Trade policy uncertainty is showing up in operational decisions, from inventory timing to equipment buying. On December 18, the Port of Los Angeles reported November volume of 782,249 TEUs, down 12% year over year after earlier frontloading, even as it projected finishing 2025 above 10 million TEUs. Long-horizon infrastructure bets continued on the East Coast, with the Port Authority of New York and New Jersey approving a 33-year lease extension at Maher Terminals through September 2063. Meanwhile, regulatory signals around autonomy and a steep slowdown in Class 8 retail sales point to an industry trying to keep optionality without committing too early.
Union Pacific and Norfolk Southern filed an application with the Surface Transportation Board seeking approval to combine the two railroads. The companies said their nearly 7,000-page filing details how the merger would convert 10,000 interline lanes to single-line service and reduce an estimated 2,400 rail car and container handlings per day. Progressive Railroading.
The Port Authority of New York and New Jersey approved a 33-year lease extension at Maher Terminals that would secure operations through September 2063. The agreement includes Maher taking full responsibility by 2030 for maintaining and rehabilitating wharf and berth structures within its leasehold, alongside rent incentives tied to capacity growth. The Maritime Executive.
A CNBC report described tariffs reshaping how supply chains stock up for the holidays, and the Port of Los Angeles provided a real-time snapshot of what that volatility looks like at the gate. Port leadership said it still expects to finish 2025 above 10 million TEUs, despite year-over-year softness tied to earlier frontloading. FreightWaves. CNBC.

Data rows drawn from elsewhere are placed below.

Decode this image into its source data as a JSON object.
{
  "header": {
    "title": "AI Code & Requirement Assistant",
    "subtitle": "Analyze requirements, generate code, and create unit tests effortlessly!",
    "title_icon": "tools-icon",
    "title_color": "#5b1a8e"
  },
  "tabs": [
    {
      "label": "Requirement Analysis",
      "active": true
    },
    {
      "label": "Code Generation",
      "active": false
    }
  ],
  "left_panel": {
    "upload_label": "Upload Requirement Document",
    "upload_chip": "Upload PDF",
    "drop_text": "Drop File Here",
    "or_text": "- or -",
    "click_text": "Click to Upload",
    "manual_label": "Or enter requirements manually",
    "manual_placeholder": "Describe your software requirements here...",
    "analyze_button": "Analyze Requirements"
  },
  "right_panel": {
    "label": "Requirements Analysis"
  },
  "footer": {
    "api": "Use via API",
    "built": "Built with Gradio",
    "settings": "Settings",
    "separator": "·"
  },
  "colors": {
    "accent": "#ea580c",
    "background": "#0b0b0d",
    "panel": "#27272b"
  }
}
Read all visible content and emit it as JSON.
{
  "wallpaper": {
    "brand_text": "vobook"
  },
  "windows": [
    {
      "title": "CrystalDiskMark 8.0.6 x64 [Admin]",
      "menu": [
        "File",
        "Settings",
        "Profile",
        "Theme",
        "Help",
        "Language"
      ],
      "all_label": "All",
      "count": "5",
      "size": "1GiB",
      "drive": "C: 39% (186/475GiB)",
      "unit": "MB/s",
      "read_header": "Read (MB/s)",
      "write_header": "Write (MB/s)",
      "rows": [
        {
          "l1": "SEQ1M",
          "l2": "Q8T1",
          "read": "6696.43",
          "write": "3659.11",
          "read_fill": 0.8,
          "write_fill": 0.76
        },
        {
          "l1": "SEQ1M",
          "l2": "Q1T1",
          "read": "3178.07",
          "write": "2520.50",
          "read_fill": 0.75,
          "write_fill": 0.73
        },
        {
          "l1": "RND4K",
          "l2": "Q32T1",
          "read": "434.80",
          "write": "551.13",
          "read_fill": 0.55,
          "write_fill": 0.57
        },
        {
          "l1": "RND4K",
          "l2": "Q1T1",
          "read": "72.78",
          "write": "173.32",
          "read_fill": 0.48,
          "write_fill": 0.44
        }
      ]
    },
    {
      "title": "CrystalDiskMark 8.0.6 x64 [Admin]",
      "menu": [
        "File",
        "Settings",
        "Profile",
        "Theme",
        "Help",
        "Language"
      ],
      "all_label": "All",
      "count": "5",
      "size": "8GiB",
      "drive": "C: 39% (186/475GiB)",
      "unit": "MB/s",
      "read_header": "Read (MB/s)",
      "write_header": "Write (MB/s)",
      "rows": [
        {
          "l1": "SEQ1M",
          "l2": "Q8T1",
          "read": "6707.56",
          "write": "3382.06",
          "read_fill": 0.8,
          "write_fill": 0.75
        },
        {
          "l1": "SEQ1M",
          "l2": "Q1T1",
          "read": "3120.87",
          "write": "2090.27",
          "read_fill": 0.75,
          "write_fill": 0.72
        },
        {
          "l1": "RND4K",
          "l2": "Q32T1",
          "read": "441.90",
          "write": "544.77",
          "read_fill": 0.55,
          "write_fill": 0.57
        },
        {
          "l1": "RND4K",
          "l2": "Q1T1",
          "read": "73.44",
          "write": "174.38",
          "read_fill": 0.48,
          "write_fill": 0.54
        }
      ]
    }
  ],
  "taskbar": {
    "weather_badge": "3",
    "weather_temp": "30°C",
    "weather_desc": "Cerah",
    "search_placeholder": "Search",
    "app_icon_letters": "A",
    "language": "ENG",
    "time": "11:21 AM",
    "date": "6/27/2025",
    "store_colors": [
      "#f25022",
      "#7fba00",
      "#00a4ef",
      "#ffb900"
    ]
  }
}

Implication: Drayage planning gets harder when volume moves shift from steady seasonal patterns to policy-driven surges and air pockets.
U.S. Class 8 retail truck sales fell sharply in November, extending a multi-month downtrend and signaling restrained fleet replacement and expansion. The article described the decline both versus last year and sequentially from October. Transport Topics.
Implication: Softer new-truck demand can translate into tighter capacity investment, affecting drayage service levels and pricing leverage in 2026.

Source: EIA Gasoline and Diesel Fuel Update
California’s DMV is signaling momentum toward allowing heavy-duty autonomous truck testing and deployment. The state opened a 15-day public comment period on revised rules, which a former FMCSA official interpreted as a sign the agency is ready to proceed. The DMV said it expects to complete rulemaking by the end of April 2026, and the revisions include replacing disengagement reporting with system-failure reporting and adding monthly and quarterly data submissions. Trucking Dive.